On Born to be Wild & Easy Rider

With the recent passing of producer Bert Schneider, modern cinema truly lost an important figure.  



Schneider, along with his partners Bob Rafelson and Steve Blauner, produced Easy Rider, which blew open the door for young Hollywood to make movies when it was nearly impossible to scale the wall.

It’s massive success – a $20 million dollar gross in its first run on a reported $400,000 budget – woke Hollywood up to the fact that there were tons of young people dying to make movies, and the usual bloated major studio fare wasn’t cutting it anymore. 

The young people who were eager to make their statements then are now the elder statesmen of film today: Spielberg, Scorsese, and Coppola, just to name a few.

The production company BBS, which stood for Bert Bob and Steve, also made Head, Five Easy Pieces, The Last Picture Show, Drive He Said (which was directed by Jack Nicholson), The King of Marvin Gardens, A Safe Place, and the Vietnam documentary Hearts and Minds. When Schneider and Rafelson first came together, they conceived of turning A Hard Day’s Night into a TV show, which became The Monkees, and the money they generated allowed them to form BBS under the Columbia umbrella.

BBS cut a deal that any producer or filmmaker would die for today. Complete control over their movies as long as they cost a million or under, and if the films went over budget, the three partners had to take care of the overages. Columbia didn’t even read the scripts of the films BBS made, and as Blauner told TheWrap, “We had final cut, and  nobody could  approve or disapprove our films. Columbia had no say whatsoever.”

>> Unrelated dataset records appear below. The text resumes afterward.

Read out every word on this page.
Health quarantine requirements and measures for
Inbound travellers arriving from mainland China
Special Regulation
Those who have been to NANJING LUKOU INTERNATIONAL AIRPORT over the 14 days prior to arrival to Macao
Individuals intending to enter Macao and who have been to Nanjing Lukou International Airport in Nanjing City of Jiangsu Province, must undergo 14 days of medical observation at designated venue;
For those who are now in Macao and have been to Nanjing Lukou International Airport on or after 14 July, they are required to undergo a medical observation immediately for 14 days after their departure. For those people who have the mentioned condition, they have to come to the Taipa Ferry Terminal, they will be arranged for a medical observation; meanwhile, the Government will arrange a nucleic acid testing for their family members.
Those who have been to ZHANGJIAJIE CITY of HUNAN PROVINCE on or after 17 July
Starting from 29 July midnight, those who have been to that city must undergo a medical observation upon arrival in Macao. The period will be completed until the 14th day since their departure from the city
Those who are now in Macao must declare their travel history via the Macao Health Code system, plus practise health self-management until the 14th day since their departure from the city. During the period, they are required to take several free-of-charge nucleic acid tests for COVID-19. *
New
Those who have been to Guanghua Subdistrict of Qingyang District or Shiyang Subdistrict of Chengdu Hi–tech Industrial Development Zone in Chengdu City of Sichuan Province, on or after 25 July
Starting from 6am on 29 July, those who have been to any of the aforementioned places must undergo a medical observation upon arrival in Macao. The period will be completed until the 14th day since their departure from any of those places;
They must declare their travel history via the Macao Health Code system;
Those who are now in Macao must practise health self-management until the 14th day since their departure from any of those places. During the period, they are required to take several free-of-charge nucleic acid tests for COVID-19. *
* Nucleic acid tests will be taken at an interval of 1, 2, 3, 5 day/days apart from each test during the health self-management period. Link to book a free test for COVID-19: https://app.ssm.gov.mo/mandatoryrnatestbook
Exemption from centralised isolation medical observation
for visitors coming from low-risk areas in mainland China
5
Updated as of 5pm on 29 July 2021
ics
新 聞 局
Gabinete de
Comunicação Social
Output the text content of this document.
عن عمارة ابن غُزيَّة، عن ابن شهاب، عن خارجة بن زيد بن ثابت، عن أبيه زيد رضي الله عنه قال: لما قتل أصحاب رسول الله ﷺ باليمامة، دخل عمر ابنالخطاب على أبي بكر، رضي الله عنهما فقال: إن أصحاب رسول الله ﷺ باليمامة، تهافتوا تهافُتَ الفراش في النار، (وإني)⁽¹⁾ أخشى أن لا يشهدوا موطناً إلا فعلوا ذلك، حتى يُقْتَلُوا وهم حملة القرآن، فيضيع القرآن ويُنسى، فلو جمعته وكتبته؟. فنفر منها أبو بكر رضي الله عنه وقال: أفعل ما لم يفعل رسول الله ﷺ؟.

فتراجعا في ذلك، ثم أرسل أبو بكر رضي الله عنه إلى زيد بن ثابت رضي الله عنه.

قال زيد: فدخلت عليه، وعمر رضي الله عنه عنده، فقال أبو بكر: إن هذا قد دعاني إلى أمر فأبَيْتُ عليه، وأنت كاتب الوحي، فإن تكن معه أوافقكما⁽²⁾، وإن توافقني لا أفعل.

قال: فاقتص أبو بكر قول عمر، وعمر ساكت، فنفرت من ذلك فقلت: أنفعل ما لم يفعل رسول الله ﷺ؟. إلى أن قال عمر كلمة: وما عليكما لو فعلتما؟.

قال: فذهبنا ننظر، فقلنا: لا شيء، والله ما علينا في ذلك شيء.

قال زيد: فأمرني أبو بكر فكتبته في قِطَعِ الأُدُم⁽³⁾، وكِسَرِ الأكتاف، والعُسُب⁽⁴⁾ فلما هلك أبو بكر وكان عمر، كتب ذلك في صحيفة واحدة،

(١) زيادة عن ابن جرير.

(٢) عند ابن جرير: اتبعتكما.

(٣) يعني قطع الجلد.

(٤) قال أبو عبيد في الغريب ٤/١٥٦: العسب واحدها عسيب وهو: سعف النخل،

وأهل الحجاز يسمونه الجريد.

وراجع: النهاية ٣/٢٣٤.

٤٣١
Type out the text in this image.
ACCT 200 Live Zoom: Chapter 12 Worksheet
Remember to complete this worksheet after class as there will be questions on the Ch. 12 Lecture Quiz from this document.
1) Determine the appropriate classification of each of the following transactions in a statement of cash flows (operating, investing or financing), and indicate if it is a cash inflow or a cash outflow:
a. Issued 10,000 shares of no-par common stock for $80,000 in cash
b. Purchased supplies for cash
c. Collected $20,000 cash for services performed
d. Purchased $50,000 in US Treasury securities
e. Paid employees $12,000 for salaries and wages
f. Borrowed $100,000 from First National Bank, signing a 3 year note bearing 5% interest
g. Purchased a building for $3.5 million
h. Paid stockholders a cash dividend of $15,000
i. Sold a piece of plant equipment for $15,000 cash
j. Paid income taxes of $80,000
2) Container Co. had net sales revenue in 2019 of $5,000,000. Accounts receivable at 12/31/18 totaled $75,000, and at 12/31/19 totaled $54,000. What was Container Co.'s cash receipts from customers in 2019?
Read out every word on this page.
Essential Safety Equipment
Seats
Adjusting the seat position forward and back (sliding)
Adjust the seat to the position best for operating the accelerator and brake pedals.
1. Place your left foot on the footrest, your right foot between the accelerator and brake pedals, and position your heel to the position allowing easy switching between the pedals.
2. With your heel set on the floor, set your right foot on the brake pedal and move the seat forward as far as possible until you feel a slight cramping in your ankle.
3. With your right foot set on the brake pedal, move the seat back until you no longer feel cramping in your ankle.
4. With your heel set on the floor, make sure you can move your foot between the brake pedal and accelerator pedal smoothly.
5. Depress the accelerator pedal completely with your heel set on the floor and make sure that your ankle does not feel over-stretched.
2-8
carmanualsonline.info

On his first feature, A Safe Place, director Henry Jaglom shot the exact movie he wanted to make, thanks to Schneider, and it was released through a major studio, which wouldn’t happen in a million years today. 

Schneider was moved by the movie, which was like a European art film, and told Jaglom, “The only person more indulgent than you in making this film is me because I’m going to let you make it, I’m not going to try to get you to cut it, I’m not going to try to figure out how to make it marketable, it’s going to lose very penny that we invested in it, but look at me, I’m crying. I’m not going to say anything, you’ve got it.”

BBS peaked with Hearts and Minds, then Schneider produced Terence Malick’s Days of Heaven for Paramount in 1978. That was the last Schneider produced film that was ever released, and he couldn’t get another film off the ground again. Then after being beset by a number of tragedies, including the loss of his two brothers, the death of his young wife, as well as the loss of his closest friends, Black Panther leader Huey Newton and yippie Abbie Hoffman, Schneider became a drug-addled recluse, a once former counter culture king of Hollywood who was left with nothing.

Schneider’s body finally gave out at the age of 78, but the movies, which got the deluxe Criterion DVD treatment last year, are today the testaments to a remarkable time in film that will never be again.

“It was an astonishing time in filmmaking history,” says Jaglom. “An absolutely singular and astonishing time. Orson Welles said to me, ‘Jump at it, there will never be another time like this.’ I thought he was wrong and it would just open the path to a whole different endless new wave of filmmaking, and he was right, it was a narrow window in which people were allowed to just do their own number on film, and try to create their own universes and throw out the old rules. 



“It was largely because of Bert Schneider and Bob Rafelson that all of us got a chance to make real films, the films  that we really wanted to make, not just something that we thought would work as a commercial commodity.”